L’inspection générale des services de l'économie forestière et du développement durable (IGSEFDD), précédemment dite des services du développement durable, de l’économie forestière et de l’environnement, est désormais désignée inspection générale des services de l’économie forestière et du développement durable (IGSEFDD), suite à la nouvelle configuration du ministère, conformément au décret n° 2013 – 219 du 30 mai 2013 portant organisation du ministère de l’économie forestière et du développement durable.

L’Inspection Générale des Services de l’Economie Forestière et du Développent Durable, est l’organe technique qui assiste le ministre dans l’exercice de ses attributions en matière de contrôle.

A ce titre, l’Inspection Générale des Services de l’Economie Forestière et du Développement Durable est chargée, notamment de :

  • évaluer et contrôler l’application de la réglementation en matière de ressources forestières, fauniques  et de développement durable ;
  • effectuer le contrôle technique, administratif, juridique, financier et matériel des services  et des organes sous tutelle ;
  • procéder à l’évaluation des programmes d’activités et des budgets  des services centraux ainsi que des organes sous tutelle ;
  • veiller au bon fonctionnement des services et des organismes sous tutelle ;
  • vérifier l’état d’exécution des cahiers de charges et des plans d’investissement des sociétés forestières, cynégétiques et des organismes sous tutelle.

L’Inspection générale est au même titre que les Directions Générales, un organe technique spécialisé dans le contrôle interne et l’évaluation de tous les services du Département. Elle a donc rang et prérogatives de Direction Générale, mais la nature de sa mission lui confère une autre dénomination.

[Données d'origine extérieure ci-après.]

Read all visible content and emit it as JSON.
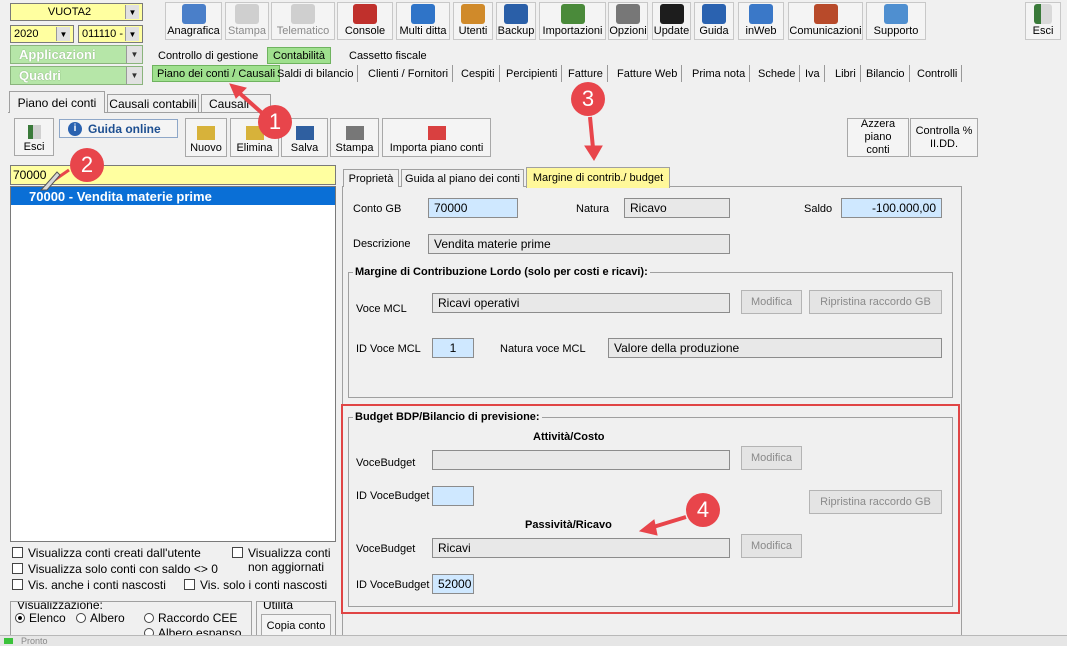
{
  "top_selects": {
    "company": "VUOTA2",
    "year": "2020",
    "code": "011110 -"
  },
  "mode_bars": {
    "applicazioni": "Applicazioni",
    "quadri": "Quadri"
  },
  "toolbar": [
    {
      "label": "Anagrafica",
      "icon": "person-card-icon",
      "enabled": true
    },
    {
      "label": "Stampa",
      "icon": "printer-icon",
      "enabled": false
    },
    {
      "label": "Telematico",
      "icon": "telematic-icon",
      "enabled": false
    },
    {
      "label": "Console",
      "icon": "console-icon",
      "enabled": true
    },
    {
      "label": "Multi ditta",
      "icon": "multi-company-icon",
      "enabled": true
    },
    {
      "label": "Utenti",
      "icon": "users-icon",
      "enabled": true
    },
    {
      "label": "Backup",
      "icon": "backup-icon",
      "enabled": true
    },
    {
      "label": "Importazioni",
      "icon": "import-icon",
      "enabled": true
    },
    {
      "label": "Opzioni",
      "icon": "wrench-icon",
      "enabled": true
    },
    {
      "label": "Update",
      "icon": "update-monitor-icon",
      "enabled": true
    },
    {
      "label": "Guida",
      "icon": "help-icon",
      "enabled": true
    },
    {
      "label": "inWeb",
      "icon": "cloud-icon",
      "enabled": true
    },
    {
      "label": "Comunicazioni",
      "icon": "communications-icon",
      "enabled": true
    },
    {
      "label": "Supporto",
      "icon": "support-icon",
      "enabled": true
    }
  ],
  "exit_top": "Esci",
  "menu_tabs": [
    "Controllo di gestione",
    "Contabilità",
    "Cassetto fiscale"
  ],
  "sub_tabs": [
    "Piano dei conti / Causali",
    "Saldi di bilancio",
    "Clienti / Fornitori",
    "Cespiti",
    "Percipienti",
    "Fatture",
    "Fatture Web",
    "Prima nota",
    "Schede",
    "Iva",
    "Libri",
    "Bilancio",
    "Controlli"
  ],
  "page_tabs": [
    "Piano dei conti",
    "Causali contabili",
    "Causali"
  ],
  "left_toolbar": {
    "esci": "Esci",
    "guida_online": "Guida online"
  },
  "action_buttons": [
    "Nuovo",
    "Elimina",
    "Salva",
    "Stampa",
    "Importa piano conti"
  ],
  "right_buttons": {
    "azzera": "Azzera piano conti",
    "controlla": "Controlla % II.DD."
  },
  "search_value": "70000",
  "account_list": [
    "70000 - Vendita materie prime"
  ],
  "checkboxes": [
    "Visualizza conti creati dall'utente",
    "Visualizza conti non aggiornati",
    "Visualizza solo conti con saldo <> 0",
    "Vis. anche i conti nascosti",
    "Vis. solo i conti nascosti"
  ],
  "view_group": {
    "title": "Visualizzazione:",
    "options": [
      "Elenco",
      "Albero",
      "Raccordo CEE",
      "Albero espanso"
    ],
    "selected": "Elenco"
  },
  "utility_group": {
    "title": "Utilità",
    "button": "Copia conto"
  },
  "detail_tabs": [
    "Proprietà",
    "Guida al piano dei conti",
    "Margine di contrib./ budget"
  ],
  "detail": {
    "conto_gb_label": "Conto GB",
    "conto_gb": "70000",
    "natura_label": "Natura",
    "natura": "Ricavo",
    "saldo_label": "Saldo",
    "saldo": "-100.000,00",
    "descrizione_label": "Descrizione",
    "descrizione": "Vendita materie prime"
  },
  "mcl": {
    "title": "Margine di Contribuzione Lordo (solo per costi e ricavi):",
    "voce_label": "Voce MCL",
    "voce": "Ricavi operativi",
    "modifica": "Modifica",
    "ripristina": "Ripristina raccordo GB",
    "id_label": "ID Voce MCL",
    "id": "1",
    "natura_label": "Natura voce MCL",
    "natura": "Valore della produzione"
  },
  "budget": {
    "title": "Budget BDP/Bilancio di previsione:",
    "attivita_title": "Attività/Costo",
    "voce_label": "VoceBudget",
    "attivita_voce": "",
    "id_label": "ID VoceBudget",
    "attivita_id": "",
    "modifica": "Modifica",
    "ripristina": "Ripristina raccordo GB",
    "passivita_title": "Passività/Ricavo",
    "passivita_voce": "Ricavi",
    "passivita_id": "52000"
  },
  "callouts": [
    "1",
    "2",
    "3",
    "4"
  ],
  "status_text": "Pronto"
}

Dirigée par un inspecteur général, l’IGSEFDD comprend un secrétariat de direction, un service administratif et financier, trois (3) brigades spéciales mobiles (de Brazzaville, Dolisie et Pointe Noire). A ces services s’ajoutent les inspections divisionnaires suivantes:

  • L’inspection de la forêt ;
  • L’inspection des affaires administratives, juridiques et financières ;
  • L’inspection de la faune et des aires protégées ;
  • L’inspection du développement durable ;
  • Puis, la cellule de la légalité forestière et de la traçabilité.

Chaque Inspection est subdivisée en Divisions ayant rang de services centraux. Pour gérer ses aspects matériels, administratifs et financiers, l’Inspection Générale dispose d’une Division Administrative et Financière.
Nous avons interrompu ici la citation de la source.